💕98

318 28 0
                                    











Rain

"Hhufffttt..." Rain membuang nafasnya kasar. Melempar ponselnya asal di atas kasur.

Rain tidak menyangka, kepergian Milan dulu penyebabnya adalah dirinya. Kalau saja dulu Milan tidak memiliki perasaan terhadapnya, mungkin kini keadaan akan berbeda. Bunda akan tetap disampingnya, ayah masih perhatian padanya juga Emil dan Milan.

Tapi Rain bukan Tuhan, yang bisa mengubah takdir dan membalikkan waktu. Inginnya seperti itu, tapi apalah kata 'nasi sudah menjadi bubur' Rain hanya bisa menjalani saja.

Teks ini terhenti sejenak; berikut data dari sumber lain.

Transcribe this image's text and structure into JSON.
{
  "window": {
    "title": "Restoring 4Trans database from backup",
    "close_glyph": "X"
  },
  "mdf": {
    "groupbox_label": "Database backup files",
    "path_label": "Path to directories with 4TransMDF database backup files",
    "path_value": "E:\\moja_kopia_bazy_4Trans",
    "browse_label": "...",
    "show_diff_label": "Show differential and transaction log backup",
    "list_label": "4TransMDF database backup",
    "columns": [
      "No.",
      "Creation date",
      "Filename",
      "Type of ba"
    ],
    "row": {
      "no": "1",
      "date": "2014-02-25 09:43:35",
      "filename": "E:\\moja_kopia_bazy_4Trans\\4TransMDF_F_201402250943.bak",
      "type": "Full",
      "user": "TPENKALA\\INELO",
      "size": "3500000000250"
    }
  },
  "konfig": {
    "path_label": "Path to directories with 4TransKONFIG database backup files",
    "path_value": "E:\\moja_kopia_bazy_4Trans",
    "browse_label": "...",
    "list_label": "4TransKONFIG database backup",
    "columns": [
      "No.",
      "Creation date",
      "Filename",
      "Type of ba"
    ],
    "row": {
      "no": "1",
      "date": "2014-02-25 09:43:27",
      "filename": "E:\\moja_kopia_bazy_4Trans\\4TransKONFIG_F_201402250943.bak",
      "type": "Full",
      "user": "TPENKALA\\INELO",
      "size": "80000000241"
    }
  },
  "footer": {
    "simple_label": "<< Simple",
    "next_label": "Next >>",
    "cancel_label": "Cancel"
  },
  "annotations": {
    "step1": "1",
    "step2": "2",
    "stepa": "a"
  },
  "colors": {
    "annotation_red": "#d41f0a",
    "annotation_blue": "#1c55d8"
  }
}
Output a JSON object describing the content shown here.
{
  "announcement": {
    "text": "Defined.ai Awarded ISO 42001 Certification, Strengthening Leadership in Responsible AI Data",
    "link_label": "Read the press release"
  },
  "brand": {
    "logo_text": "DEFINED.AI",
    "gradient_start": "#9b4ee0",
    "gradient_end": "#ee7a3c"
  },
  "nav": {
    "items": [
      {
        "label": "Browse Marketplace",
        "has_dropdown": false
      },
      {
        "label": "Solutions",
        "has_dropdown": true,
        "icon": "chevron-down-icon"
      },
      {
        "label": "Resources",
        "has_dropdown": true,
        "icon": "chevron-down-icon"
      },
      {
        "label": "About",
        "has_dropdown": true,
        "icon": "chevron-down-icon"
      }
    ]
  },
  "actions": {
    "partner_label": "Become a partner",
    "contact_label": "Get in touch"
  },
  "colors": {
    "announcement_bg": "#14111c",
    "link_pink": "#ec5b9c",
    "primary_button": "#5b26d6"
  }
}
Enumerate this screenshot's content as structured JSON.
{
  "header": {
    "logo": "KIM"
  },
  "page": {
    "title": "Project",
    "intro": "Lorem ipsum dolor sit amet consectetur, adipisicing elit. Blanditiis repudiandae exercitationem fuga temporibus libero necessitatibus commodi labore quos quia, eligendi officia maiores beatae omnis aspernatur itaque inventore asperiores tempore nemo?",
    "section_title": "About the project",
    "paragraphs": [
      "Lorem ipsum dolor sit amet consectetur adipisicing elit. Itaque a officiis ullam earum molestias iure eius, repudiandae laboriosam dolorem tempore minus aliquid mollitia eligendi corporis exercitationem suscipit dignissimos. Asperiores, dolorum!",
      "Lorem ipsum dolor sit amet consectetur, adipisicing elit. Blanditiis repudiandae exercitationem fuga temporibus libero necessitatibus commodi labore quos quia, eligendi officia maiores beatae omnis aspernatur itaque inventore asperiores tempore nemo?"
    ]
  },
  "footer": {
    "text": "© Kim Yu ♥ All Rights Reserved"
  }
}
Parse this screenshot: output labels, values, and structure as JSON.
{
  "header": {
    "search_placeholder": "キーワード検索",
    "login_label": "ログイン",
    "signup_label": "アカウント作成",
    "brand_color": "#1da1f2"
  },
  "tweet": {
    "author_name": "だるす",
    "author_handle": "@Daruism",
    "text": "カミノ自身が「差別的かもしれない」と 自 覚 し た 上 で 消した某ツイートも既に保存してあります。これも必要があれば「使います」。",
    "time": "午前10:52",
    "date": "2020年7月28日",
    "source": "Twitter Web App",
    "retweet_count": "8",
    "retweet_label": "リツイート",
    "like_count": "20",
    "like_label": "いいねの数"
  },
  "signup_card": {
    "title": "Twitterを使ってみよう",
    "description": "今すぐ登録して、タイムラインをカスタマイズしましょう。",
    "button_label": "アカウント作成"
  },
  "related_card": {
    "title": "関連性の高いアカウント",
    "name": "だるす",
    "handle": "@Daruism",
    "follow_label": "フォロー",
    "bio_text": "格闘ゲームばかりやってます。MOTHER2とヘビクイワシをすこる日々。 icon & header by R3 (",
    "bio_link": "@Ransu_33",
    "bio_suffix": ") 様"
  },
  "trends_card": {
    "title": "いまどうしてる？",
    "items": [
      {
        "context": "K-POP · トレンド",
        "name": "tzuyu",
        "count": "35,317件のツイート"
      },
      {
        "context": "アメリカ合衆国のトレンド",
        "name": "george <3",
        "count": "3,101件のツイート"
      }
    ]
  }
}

Rasanya ingin marah pada Emil yang mengetahui semua itu. Tapi pasti Emil ada alasan sendiri kenapa tidak membicarakan ini padanya, mungkin karna dulu Rain masih dibawah umur. Entahlah, semuanya membuat kepala Rain pusing.

Rain menatap perban ditangannya. Tatapannya sendu. Dari kepergian Milan dulu, Rain menjadi sering melukai dirinya sendiri.

Dulu, sebelum Milan pergi. Hanya Milan yang sering berada disisi Rain. Mendengar semua keluh kesah Rain, Milan tak pernah bosan meski mendengarkan Rain hampir setiap hari. Disediakan makan, jalan-jalan, menemani Rain tidur,  mengecup kening Rain saat akan berangkat sekolah dan beranjak tidur. Perilaku manja Rain hanya pada Milan seorang, karna kesibukan orang tua Rain. Meskipun bunda Rain sering juga menyempatkan waktunya untuk Rain.

Semua berantakan setelah Rain melihat ayahnya menampar Milan dan mengusirnya dari rumah. Waktu itu Rain tidak tau apa masalahnya, Rain hanya bisa menangisi kepergian Milan. Sampai Emil yang menggantikan Milan. Walaupun wajah serupa, tapi sifat sangat bertolak belakang. Emil memang peduli pada Rain, memanjakannya, memperhatikannya. Tapi rasanya berbeda dengan Milan. Sampai Rain sadar. Ternyata karna Milan mencintainya, dia begitu manis dan perhatian pada Rain. Sedangkan Emil, menganggapnya benar-benar sebagai adik.

"Gue bukan takut sama lo kak. Tapi gue takut perasaan Lo sama gue." Lirih Rain.

Rain menghentakkan kakinya didalam selimut. Misuh-misuh tidak jelas, menutup diri dengan selimut, sampai berakhir dirinya yang ketiduran.

//

Emil juga mendapat pesan yang sama dari Milan, tapi responnya biasa saja. Kini Emil tengah bersiap karna ada janji temu dengan teman kampus, karna ada sesuatu yang harus di kerjakan.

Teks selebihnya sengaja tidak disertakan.